Some U.S. parishes left and placed themselves under the jurisdiction of African bishops who oppose the move.

Robinson's appointment was supported by Katharine Jefferts Schori, the presiding bishop in the United States and the first woman to head a national Anglican church.

In some of the most prominent defections, the Falls Church and Truro Church, both in Virginia, voted to break away last year and affiliate with the Anglican Church of Nigeria, led by Archbishop Peter Akinola.

The two Virginia churches also voted to keep their property, said to be worth at least $25 million.

About 6,000 people worship at the churches, whose roots go to colonial times.
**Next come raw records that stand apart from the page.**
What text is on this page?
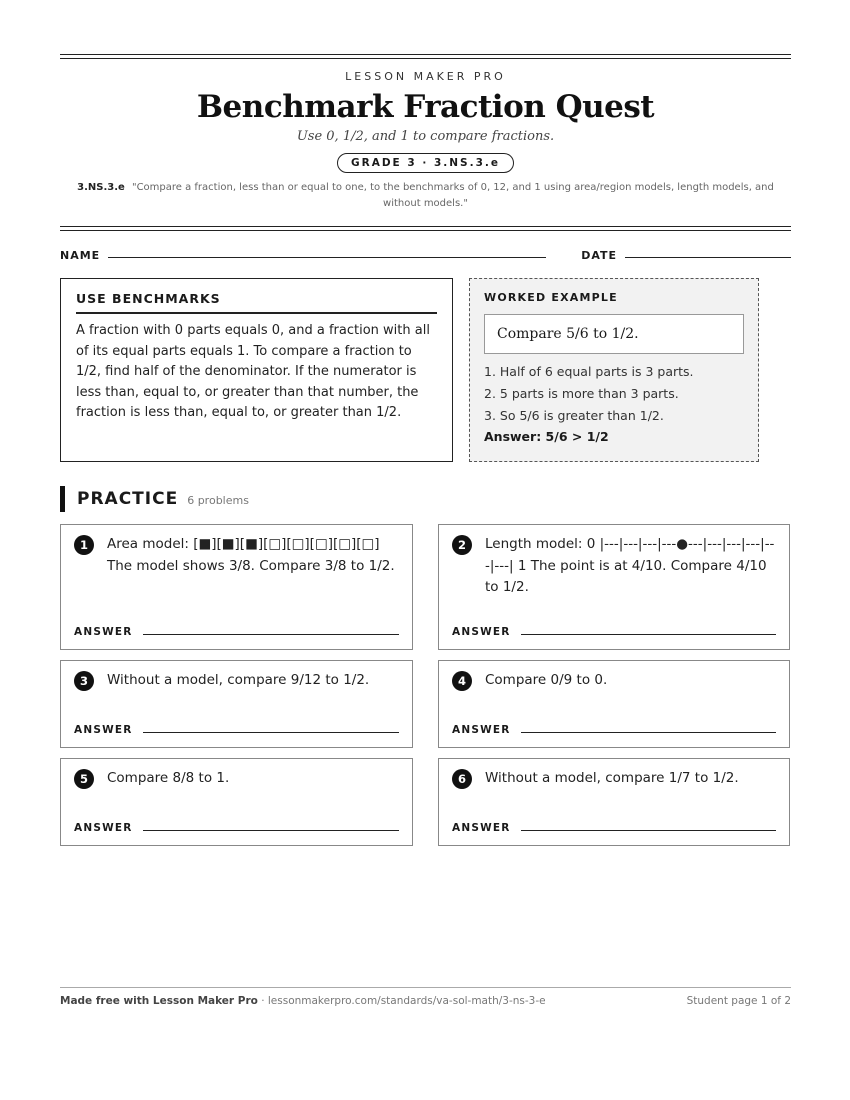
LESSON MAKER PRO
Benchmark Fraction Quest
Use 0, 1/2, and 1 to compare fractions.
GRADE 3 · 3.NS.3.e
3.NS.3.e "Compare a fraction, less than or equal to one, to the benchmarks of 0, 12, and 1 using area/region models, length models, and without models."
NAME	DATE
USE BENCHMARKS
A fraction with 0 parts equals 0, and a fraction with all of its equal parts equals 1. To compare a fraction to 1/2, find half of the denominator. If the numerator is less than, equal to, or greater than that number, the fraction is less than, equal to, or greater than 1/2.
WORKED EXAMPLE
Compare 5/6 to 1/2.
1. Half of 6 equal parts is 3 parts.
2. 5 parts is more than 3 parts.
3. So 5/6 is greater than 1/2.
Answer: 5/6 > 1/2
PRACTICE 6 problems
1	Area model: [■][■][■][□][□][□][□][□] The model shows 3/8. Compare 3/8 to 1/2.
ANSWER
2	Length model: 0 |---|---|---|---●---|---|---|---|---|---| 1 The point is at 4/10. Compare 4/10 to 1/2.
ANSWER
3	Without a model, compare 9/12 to 1/2.
ANSWER
4	Compare 0/9 to 0.
ANSWER
5	Compare 8/8 to 1.
ANSWER
6	Without a model, compare 1/7 to 1/2.
ANSWER
Made free with Lesson Maker Pro · lessonmakerpro.com/standards/va-sol-math/3-ns-3-e	Student page 1 of 2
George Washington, the first U.S. president, and his father served on the vestry at Truro Church.

"Property of all sorts held by parishes is held and must be used for the mission of the Episcopal Church," Jefferts Schori said. "We cannot abrogate our interest in such property."

OLD PRECEDENT

Congregations cannot unilaterally leave, she said, and centuries-old precedent prevents bishops from poaching in a diocese other than their own, the way African bishops sympathetic to the dissidents have done.

The Diocese of Virginia declared the properties of the two churches and nine others that defected to be "abandoned" and banned two dozen clergy members from their ministry.

Diocese spokesman Patrick Getlein said eight of the churches had filed civil court actions to retain the properties but that church law clearly shows the diocese owns not only the land and buildings but also their contents.

Bishop Peter Lee, head of the diocese, said recently he had tried to find a way forward without resorting to civil courts.

"No longer am I convinced that such an outcome is possible," Lee said.

The diocese cited state law and a diocesan law stating all real and personal property is "held in trust" for the diocese.

"Show me the paper that has the names," responded Jim Pierobon, spokesman for Falls Church and Truro Church, saying no such trust formally exists. "Virginia law doesn't favor denominations -- it favors congregations."

David Virtue, a critic of the Episcopal leadership, said Jefferts Schori is wrong, as cases in California have shown.

"It is not as black and white as she says," Virtue said. "In some dioceses, the bishops have lost. In others, they have won."

Wicks Stephens, chancellor of the Anglican Communion Network, a conservative group within the church that claims to represent about a quarter of a million Episcopalians, said a 1979 U.S. Supreme Court decision made it clear state courts can look at church property disputes.

He said court history shows that a 1979 Episcopal Church law called the Dennis Canon -- which reserves all property for the church -- "is not enforceable, and when properly defended against, it will be defeated in a lawsuit."